Filtered Full Load with Selective Replace¶
This scenario is very similar to the Filtered Full Load, but we only replace a subset of the partitions, leaving the other ones untouched, so we don't replace the entire table. This capability is very useful for backfilling scenarios.
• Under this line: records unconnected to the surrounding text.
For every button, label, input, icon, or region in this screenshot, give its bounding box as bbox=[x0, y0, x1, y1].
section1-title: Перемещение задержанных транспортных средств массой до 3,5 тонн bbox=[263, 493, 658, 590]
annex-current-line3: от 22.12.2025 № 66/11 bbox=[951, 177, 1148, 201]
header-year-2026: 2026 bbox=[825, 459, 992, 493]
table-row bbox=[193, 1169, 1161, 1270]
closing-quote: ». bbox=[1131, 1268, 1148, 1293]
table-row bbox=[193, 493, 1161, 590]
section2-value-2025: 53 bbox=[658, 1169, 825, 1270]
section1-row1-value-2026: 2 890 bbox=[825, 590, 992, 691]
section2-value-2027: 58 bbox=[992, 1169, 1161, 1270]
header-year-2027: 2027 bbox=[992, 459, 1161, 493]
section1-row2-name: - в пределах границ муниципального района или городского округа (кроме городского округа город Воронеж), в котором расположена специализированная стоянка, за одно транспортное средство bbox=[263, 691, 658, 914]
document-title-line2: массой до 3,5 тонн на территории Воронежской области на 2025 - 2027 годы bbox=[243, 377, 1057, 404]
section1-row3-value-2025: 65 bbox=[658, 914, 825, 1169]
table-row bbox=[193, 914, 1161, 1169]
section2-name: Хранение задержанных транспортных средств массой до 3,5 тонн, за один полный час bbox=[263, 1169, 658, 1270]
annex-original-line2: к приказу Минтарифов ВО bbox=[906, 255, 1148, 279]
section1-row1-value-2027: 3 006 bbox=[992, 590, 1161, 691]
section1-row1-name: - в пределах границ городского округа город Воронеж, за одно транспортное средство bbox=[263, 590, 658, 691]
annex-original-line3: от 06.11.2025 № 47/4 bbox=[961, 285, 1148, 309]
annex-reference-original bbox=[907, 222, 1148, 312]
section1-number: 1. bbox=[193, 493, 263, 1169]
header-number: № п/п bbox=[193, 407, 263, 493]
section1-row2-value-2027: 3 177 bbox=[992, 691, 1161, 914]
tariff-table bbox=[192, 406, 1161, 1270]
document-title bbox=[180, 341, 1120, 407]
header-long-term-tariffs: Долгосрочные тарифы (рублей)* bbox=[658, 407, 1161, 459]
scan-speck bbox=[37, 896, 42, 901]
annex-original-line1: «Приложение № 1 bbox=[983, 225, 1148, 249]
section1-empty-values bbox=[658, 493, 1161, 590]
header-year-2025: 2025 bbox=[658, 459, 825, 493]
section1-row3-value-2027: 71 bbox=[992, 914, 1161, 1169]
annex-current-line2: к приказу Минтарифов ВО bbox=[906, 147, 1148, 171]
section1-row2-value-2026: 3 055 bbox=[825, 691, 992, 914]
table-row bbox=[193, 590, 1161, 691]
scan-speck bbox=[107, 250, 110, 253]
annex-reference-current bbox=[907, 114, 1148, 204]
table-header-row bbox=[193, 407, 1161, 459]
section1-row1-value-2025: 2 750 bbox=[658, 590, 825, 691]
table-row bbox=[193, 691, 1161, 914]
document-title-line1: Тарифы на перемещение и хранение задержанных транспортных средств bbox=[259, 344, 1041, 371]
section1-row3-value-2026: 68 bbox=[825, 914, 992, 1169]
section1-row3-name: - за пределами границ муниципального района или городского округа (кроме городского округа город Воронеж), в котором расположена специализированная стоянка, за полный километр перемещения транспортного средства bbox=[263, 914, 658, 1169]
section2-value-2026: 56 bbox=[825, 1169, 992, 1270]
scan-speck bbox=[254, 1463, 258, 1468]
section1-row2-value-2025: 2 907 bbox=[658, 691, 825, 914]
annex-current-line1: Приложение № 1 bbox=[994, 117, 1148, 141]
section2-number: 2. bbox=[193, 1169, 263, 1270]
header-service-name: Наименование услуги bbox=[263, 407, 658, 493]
As for other cases, the acon configuration should be executed with load_data
using:
{
"input_specs": [
{
"spec_id": "sales_source",
"read_type": "batch",
"data_format": "csv",
"options": {
"header": true,
"delimiter": "|",
"inferSchema": true
},
"location": "file:///app/tests/lakehouse/in/feature/full_load/with_filter_partition_overwrite/data"
}
],
"transform_specs": [
{
"spec_id": "filtered_sales",
"input_id": "sales_source",
"transformers": [
{
"function": "expression_filter",
"args": {
"exp": "date like '2016%'"
}
}
]
}
],
"output_specs": [
{
"spec_id": "sales_bronze",
"input_id": "filtered_sales",
"write_type": "overwrite",
"data_format": "delta",
"partitions": [
"date",
"customer"
],
"location": "file:///app/tests/lakehouse/out/feature/full_load/with_filter_partition_overwrite/data",
"options": {
"replaceWhere": "date like '2016%'"
}
}
]
Relevant notes:¶
- The key option for this scenario in the ACON is the
replaceWhere
, which we use to only overwrite a specific period of time, that realistically can match a subset of all the partitions of the table. Therefore, this capability is very useful for backfilling scenarios.